With collaboration opportunities and innovative workshops, the newly established UCLA student chapter is providing both social and academic experiences for those involved.
Since its approval at the 228th ECS Meeting, the UCLA student chapter has been hard at work creating a robust, multifaceted group where students from all areas of electrochemical science can come together.
“Science, at the entry level, progresses much more efficiently when there is an open dialogue between researchers,” says John Cook, chair of the UCLA student chapter. “Electrochemical science cannot be done alone in a dark room.”
Cook and a collaborator began developing the UCLA student chapter very organically, with the idea that there needed to be a way to bring together the many groups across the campus working in electrochemistry. For Cook, establishing an ECS student chapter was the perfect solution.

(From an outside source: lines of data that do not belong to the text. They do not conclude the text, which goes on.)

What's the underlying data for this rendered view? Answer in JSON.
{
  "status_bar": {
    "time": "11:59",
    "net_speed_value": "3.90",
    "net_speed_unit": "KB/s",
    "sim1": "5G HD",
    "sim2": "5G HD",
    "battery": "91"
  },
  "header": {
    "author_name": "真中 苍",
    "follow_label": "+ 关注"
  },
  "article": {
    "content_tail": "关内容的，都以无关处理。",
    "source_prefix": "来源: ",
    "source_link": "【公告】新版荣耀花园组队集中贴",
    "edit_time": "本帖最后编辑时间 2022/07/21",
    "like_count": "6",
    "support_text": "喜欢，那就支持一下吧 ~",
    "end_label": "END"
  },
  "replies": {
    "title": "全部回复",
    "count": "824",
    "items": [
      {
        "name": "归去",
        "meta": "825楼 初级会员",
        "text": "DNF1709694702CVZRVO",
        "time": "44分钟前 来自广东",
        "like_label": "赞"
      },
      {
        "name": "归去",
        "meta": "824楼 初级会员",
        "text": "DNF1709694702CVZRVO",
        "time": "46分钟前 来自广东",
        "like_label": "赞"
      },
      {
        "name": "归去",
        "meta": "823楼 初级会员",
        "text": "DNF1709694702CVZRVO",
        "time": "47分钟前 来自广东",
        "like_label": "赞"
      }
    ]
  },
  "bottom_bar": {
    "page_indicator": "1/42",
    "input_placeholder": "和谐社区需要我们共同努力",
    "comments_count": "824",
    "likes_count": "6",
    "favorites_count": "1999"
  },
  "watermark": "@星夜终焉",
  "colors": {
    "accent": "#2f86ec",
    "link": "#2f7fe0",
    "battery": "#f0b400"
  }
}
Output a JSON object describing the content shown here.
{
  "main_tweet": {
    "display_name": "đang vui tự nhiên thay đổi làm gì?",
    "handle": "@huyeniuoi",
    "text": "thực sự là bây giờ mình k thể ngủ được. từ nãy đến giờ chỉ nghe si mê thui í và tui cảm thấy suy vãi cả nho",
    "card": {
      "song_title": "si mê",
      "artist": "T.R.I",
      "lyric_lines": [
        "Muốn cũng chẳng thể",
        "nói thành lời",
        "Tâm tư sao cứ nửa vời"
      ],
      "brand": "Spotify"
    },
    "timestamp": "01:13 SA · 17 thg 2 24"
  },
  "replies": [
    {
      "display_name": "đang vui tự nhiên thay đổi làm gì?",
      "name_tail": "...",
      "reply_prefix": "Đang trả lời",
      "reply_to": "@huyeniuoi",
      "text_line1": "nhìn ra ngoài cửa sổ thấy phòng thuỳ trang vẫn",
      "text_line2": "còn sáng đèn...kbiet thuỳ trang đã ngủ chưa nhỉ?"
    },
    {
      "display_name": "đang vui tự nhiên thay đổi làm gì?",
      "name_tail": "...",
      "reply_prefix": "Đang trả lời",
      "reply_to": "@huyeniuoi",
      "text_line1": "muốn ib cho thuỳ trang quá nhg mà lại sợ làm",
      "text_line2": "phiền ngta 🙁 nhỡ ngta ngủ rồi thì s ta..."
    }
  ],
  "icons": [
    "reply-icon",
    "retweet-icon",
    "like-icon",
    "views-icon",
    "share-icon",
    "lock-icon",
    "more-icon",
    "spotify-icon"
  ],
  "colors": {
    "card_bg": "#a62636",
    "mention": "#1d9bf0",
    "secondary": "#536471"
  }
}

“Our main goal is to bring people from different departments together to share ideas,” says Cook. “We want to create an environment in which chemists, engineers, physicists, and even business majors collaborate and share ideas.”
Currently, the group hosts a weekly journal discussion, where students review scientific literature published in ECS and other highly respected journals.
“Hosting events such as the journal club and other outreach events not only allows student to be updated on the latest research and share their knowledge,” says Cook, “but it also motivates students to reflect on their own research and build connections with their peers to encourage collaboration.”
Among their future activities, the student chapter will be running a booth at the upcoming UCLA Explore Your Universe event, which has traditionally been well attended by younger kids and their parents.
“Our booth will demonstrate fundamental electrochemical properties using the zinc plating experiment, and the simple Volta pile that can be made by the attendees at home from loose change,” says Cook. “We are even going to freeze a battery with liquid nitrogen to demonstrate the decay of mass transport as a function of temperature.”
With the UCLA student chapter’s outreach in education and the uniting of student researchers across multiple platforms, Cook believes the group will continue to grow and thrive as it matures.